Here are a few pics from this evening.    The boys are getting weaned this weekend. Yay!


----------



## SheepGirl (May 10, 2012)

aggieterpkatie said:
			
		

> Here are a few pics from this evening.    The boys are getting weaned this weekend. Yay!
> 
> http://i111.photobucket.com/albums/n143/aggieterpkatie/100_1517.jpg
> 
> ...


Love the peace sign in the first photo 

But the boys are lookin' good! In the one picture, they look to be as tall as their momma!


----------



## aggieterpkatie (May 11, 2012)

SheepGirl said:
			
		

> Love the peace sign in the first photo
> 
> But the boys are lookin' good! In the one picture, they look to be as tall as their momma!


I was wondering if anyone would catch that peace sign.    I saw my shadow and thought I may as well have fun with it.  
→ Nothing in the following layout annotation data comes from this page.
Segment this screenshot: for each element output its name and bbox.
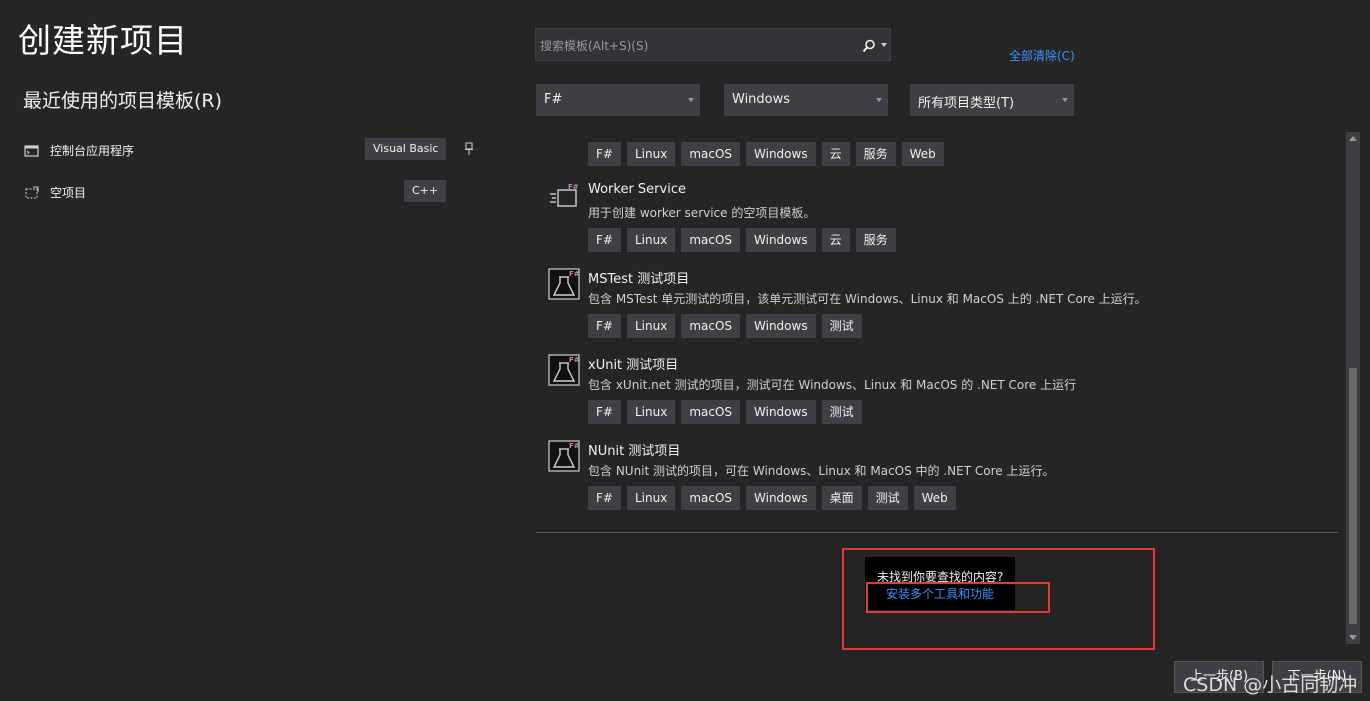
tag: macOS [681, 486, 741, 510]
template-list[interactable]: F# Linux macOS Windows 云 服务 Web F# Worke… [536, 132, 1340, 532]
search-input[interactable]: 搜索模板(Alt+S)(S) [535, 28, 891, 61]
tag: Windows [746, 486, 816, 510]
test-flask-icon: F# [548, 268, 580, 300]
tag: Windows [746, 400, 816, 424]
template-list-scrollbar[interactable] [1346, 132, 1360, 644]
test-flask-icon: F# [548, 440, 580, 472]
language-tag: Visual Basic [365, 138, 447, 160]
tag-row: F# Linux macOS Windows 测试 [588, 314, 862, 338]
project-type-filter-value: 所有项目类型(T) [918, 96, 1015, 111]
platform-filter-value: Windows [732, 92, 791, 107]
worker-service-icon: F# [548, 182, 580, 214]
template-description: 包含 MSTest 单元测试的项目，该单元测试可在 Windows、Linux … [588, 292, 1147, 306]
tag-row: F# Linux macOS Windows 桌面 测试 Web [588, 486, 956, 510]
platform-filter-select[interactable]: Windows [724, 84, 888, 116]
chevron-down-icon [688, 98, 694, 102]
tag: 服务 [855, 228, 896, 252]
tag: 云 [821, 142, 850, 166]
watermark: CSDN @小古同韧冲 [1183, 674, 1358, 696]
language-filter-select[interactable]: F# [536, 84, 700, 116]
tag: Linux [626, 314, 676, 338]
tag: Web [913, 486, 956, 510]
tag: Windows [746, 314, 816, 338]
recent-item-empty-project[interactable]: 空项目 C++ [24, 178, 479, 206]
page-title: 创建新项目 [18, 21, 188, 60]
pin-icon[interactable] [465, 141, 473, 155]
template-description: 包含 xUnit.net 测试的项目，测试可在 Windows、Linux 和 … [588, 378, 1077, 392]
template-name: xUnit 测试项目 [588, 358, 679, 373]
recent-item-label: 空项目 [50, 185, 87, 200]
divider [536, 532, 1338, 533]
svg-text:F#: F# [569, 356, 580, 364]
template-description: 用于创建 worker service 的空项目模板。 [588, 206, 816, 220]
tag: Windows [746, 228, 816, 252]
tag: F# [588, 486, 621, 510]
tag: Linux [626, 142, 676, 166]
chevron-down-icon [876, 98, 882, 102]
tag: 测试 [821, 400, 862, 424]
svg-text:F#: F# [569, 442, 580, 450]
chevron-down-icon[interactable] [881, 43, 887, 47]
tag: macOS [681, 142, 741, 166]
template-name: Worker Service [588, 182, 686, 197]
test-flask-icon: F# [548, 354, 580, 386]
scrollbar-thumb[interactable] [1349, 368, 1357, 624]
tag: Linux [626, 400, 676, 424]
tag: Windows [746, 142, 816, 166]
tag: F# [588, 228, 621, 252]
highlight-box [866, 582, 1050, 613]
svg-text:F#: F# [569, 270, 580, 278]
language-tag: C++ [404, 180, 447, 202]
tag: 桌面 [821, 486, 862, 510]
tag: macOS [681, 228, 741, 252]
search-icon[interactable] [862, 38, 876, 53]
template-name: NUnit 测试项目 [588, 444, 681, 459]
tag: 云 [821, 228, 850, 252]
tag: Linux [626, 228, 676, 252]
tag: macOS [681, 314, 741, 338]
tag: 服务 [855, 142, 896, 166]
project-type-filter-select[interactable]: 所有项目类型(T) [910, 84, 1074, 116]
tag-row: F# Linux macOS Windows 测试 [588, 400, 862, 424]
language-filter-value: F# [544, 92, 563, 107]
tag-row: F# Linux macOS Windows 云 服务 [588, 228, 896, 252]
tag: F# [588, 314, 621, 338]
chevron-down-icon [1062, 98, 1068, 102]
tag: Linux [626, 486, 676, 510]
search-placeholder: 搜索模板(Alt+S)(S) [540, 39, 649, 53]
tag: macOS [681, 400, 741, 424]
tag: F# [588, 400, 621, 424]
tag: F# [588, 142, 621, 166]
tag: Web [901, 142, 944, 166]
console-app-icon [24, 143, 40, 157]
tag: 测试 [821, 314, 862, 338]
tag-row: F# Linux macOS Windows 云 服务 Web [588, 142, 944, 166]
svg-text:F#: F# [568, 183, 579, 191]
empty-project-icon [24, 185, 40, 199]
template-description: 包含 NUnit 测试的项目，可在 Windows、Linux 和 MacOS … [588, 464, 1055, 478]
recent-item-console-app[interactable]: 控制台应用程序 Visual Basic [24, 136, 479, 164]
recent-item-label: 控制台应用程序 [50, 143, 135, 158]
recent-templates-heading: 最近使用的项目模板(R) [23, 90, 223, 112]
scroll-down-arrow-icon[interactable] [1349, 635, 1357, 640]
clear-all-link[interactable]: 全部清除(C) [1009, 47, 1075, 64]
tag: 测试 [867, 486, 908, 510]
scroll-up-arrow-icon[interactable] [1349, 136, 1357, 141]
template-name: MSTest 测试项目 [588, 272, 690, 287]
The boys are TALL.  I still can't decide whether or not to castrate them.  I'd like to show them in the fair in August, but I'm not sure if I should show them as meat boys or in the breed class.  I'm leaning toward keeping them intact, since they'll most likely both end up in the freezer.  I'm going to start them on grain once they're weaned.  They haven't had any yet and I'd like to give them a good boost before the fair.


----------



## Erins Little Farm (May 11, 2012)

They are so cute!


----------



## Four Winds Ranch (May 11, 2012)

Southdowns are such cute, beautiful sheep! Yours are good looking sheep! Good luck with the showing! That is one thing I have never really done, showing.


----------